Originou-se também de contos maravilhosos de 'varinha de condão', de bichos
falantes, de bois - sobretudo na região nordestina, onde se desenvolveu o
'ciclo do gado', e ainda de histórias do folclore universal e africano - estas
trazidas pelos escravos, acostumados à narrativa oral em suas terras de origem.
As histórias
eram veiculadas por cantadores ambulantes, que iam de fazenda em fazenda, de
feira em feira, transmitindo notícias de um lugar para outro, aproximando as
pessoas. Reproduziam histórias, inventando cantos, improvisos, repentes,
desafios e pelejas entre cantadores.
Contadores
de histórias e cantadores de cantorias sempre estiveram associados ao mundo
nordestino, no seu duplo sistema de organização: pastoril, do interior
sertanejo - ao qual virá acrescentar-se posteriormente o plantio de algodão; e
agrícola, no mundo fechado da cana-de-açúcar do litoral.

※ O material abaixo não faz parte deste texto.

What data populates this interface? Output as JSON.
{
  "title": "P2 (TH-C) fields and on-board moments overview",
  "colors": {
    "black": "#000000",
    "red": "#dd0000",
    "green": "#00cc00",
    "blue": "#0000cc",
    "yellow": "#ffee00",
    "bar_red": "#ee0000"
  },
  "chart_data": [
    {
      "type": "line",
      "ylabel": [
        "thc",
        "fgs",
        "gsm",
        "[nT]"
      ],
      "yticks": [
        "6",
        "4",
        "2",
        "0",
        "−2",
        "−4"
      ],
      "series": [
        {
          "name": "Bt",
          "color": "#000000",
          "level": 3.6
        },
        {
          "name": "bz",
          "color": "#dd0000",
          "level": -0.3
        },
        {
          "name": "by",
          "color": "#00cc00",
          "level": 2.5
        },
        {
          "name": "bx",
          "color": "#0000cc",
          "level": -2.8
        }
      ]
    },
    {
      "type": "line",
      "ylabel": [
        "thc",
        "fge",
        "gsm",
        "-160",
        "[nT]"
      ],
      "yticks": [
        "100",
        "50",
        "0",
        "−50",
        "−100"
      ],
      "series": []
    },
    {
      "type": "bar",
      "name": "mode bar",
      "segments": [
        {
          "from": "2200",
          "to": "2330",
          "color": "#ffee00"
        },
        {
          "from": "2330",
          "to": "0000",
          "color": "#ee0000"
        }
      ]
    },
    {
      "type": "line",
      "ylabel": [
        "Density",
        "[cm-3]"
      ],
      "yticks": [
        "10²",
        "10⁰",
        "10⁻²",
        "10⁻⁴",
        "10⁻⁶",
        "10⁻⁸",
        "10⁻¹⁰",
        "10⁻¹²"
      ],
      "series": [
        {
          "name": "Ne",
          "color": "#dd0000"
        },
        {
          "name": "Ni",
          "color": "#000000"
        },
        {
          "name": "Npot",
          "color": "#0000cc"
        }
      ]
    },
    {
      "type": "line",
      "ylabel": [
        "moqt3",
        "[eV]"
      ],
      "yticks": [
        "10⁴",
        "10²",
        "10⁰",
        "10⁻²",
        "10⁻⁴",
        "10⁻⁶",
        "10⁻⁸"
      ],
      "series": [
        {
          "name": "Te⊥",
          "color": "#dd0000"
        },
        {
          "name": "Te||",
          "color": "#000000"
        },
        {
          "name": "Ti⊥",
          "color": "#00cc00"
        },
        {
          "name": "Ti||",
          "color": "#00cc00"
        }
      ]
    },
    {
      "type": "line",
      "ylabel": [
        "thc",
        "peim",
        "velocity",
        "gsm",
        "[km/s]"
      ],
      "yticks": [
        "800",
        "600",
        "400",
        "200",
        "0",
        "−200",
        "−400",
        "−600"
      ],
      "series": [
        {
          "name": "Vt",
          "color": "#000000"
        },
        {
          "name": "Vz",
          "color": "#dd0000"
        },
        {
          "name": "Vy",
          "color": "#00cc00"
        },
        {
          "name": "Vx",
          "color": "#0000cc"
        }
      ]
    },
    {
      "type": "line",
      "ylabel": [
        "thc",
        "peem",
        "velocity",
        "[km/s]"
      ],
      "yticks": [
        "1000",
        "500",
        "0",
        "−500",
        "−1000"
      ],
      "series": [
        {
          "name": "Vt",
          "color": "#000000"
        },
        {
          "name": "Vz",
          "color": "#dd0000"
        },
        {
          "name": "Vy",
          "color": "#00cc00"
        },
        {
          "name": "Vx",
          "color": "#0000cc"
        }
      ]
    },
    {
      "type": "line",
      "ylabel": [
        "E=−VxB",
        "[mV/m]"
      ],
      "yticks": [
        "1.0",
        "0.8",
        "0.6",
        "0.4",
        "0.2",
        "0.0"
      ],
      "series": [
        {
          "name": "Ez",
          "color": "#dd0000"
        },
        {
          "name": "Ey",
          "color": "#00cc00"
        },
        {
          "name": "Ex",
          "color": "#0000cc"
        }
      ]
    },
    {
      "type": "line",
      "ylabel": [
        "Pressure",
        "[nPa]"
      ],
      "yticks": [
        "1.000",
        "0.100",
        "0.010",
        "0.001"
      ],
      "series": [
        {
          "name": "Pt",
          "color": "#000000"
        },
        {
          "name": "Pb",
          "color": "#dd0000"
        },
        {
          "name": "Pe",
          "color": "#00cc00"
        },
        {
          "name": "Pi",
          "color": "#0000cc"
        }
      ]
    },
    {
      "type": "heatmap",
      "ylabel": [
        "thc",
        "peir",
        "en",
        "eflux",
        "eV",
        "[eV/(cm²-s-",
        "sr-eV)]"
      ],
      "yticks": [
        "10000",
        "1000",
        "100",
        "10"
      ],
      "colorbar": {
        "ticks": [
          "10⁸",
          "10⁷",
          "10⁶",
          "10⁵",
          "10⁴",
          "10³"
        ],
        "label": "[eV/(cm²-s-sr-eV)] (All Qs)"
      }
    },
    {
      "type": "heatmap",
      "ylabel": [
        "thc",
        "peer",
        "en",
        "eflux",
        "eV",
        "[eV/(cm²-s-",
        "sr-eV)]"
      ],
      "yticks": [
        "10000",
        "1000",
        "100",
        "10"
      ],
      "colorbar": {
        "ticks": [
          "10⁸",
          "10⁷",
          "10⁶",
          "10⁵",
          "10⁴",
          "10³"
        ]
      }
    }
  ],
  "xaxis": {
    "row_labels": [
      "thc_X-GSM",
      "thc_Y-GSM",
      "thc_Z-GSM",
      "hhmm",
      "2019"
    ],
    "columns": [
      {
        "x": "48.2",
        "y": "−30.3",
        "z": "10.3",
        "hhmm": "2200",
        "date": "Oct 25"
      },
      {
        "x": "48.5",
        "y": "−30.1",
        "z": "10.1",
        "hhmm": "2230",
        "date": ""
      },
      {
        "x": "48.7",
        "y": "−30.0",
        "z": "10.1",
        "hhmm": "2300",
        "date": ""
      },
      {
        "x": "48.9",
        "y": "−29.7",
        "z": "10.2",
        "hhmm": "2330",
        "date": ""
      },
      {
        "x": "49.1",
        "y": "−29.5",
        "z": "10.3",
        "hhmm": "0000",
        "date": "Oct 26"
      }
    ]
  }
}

Pode-se explicar isto
pelas características do Nordeste:
'As
condições sociais de formação do Nordeste como que predispuseram para que
pudesse surgir, desenvolver-se e tomar características próprias este tipo de
manifestação cultural... A organização da sociedade patriarcal, o surgimento de
manifestações messiânicas, o aparecimento de bandos de cangaceiros ou bandidos,
as secas periódicas provocando desequilíbrio econômico e social, as lutas de
família (...) deram oportunidade para que se verificasse o surgimento de grupos
de cantadores como instrumentos do pensamento coletivo, das manifestações da
memória popular'.
Embora nem
sempre seja satisfatório explicar os traços culturais pelas peculiaridades
sociais da região, não há como não se espantar diante da incrível criatividade,
do sentido de festa, da veia poética da gente nordestina. Essa gente inventou
toda uma literatura oral e escrita, todo um sistema poético e musical, onde
versos, ritmos, imagens se irmanam estreitamente com sua peculiar realidade.
A seguir,
temos um trecho de um desses "romances" inspirados em tradições medievais,
escrito por Leandro Gomes de Barros (1865-1918), um dos principais autores de
cordel do Brasil.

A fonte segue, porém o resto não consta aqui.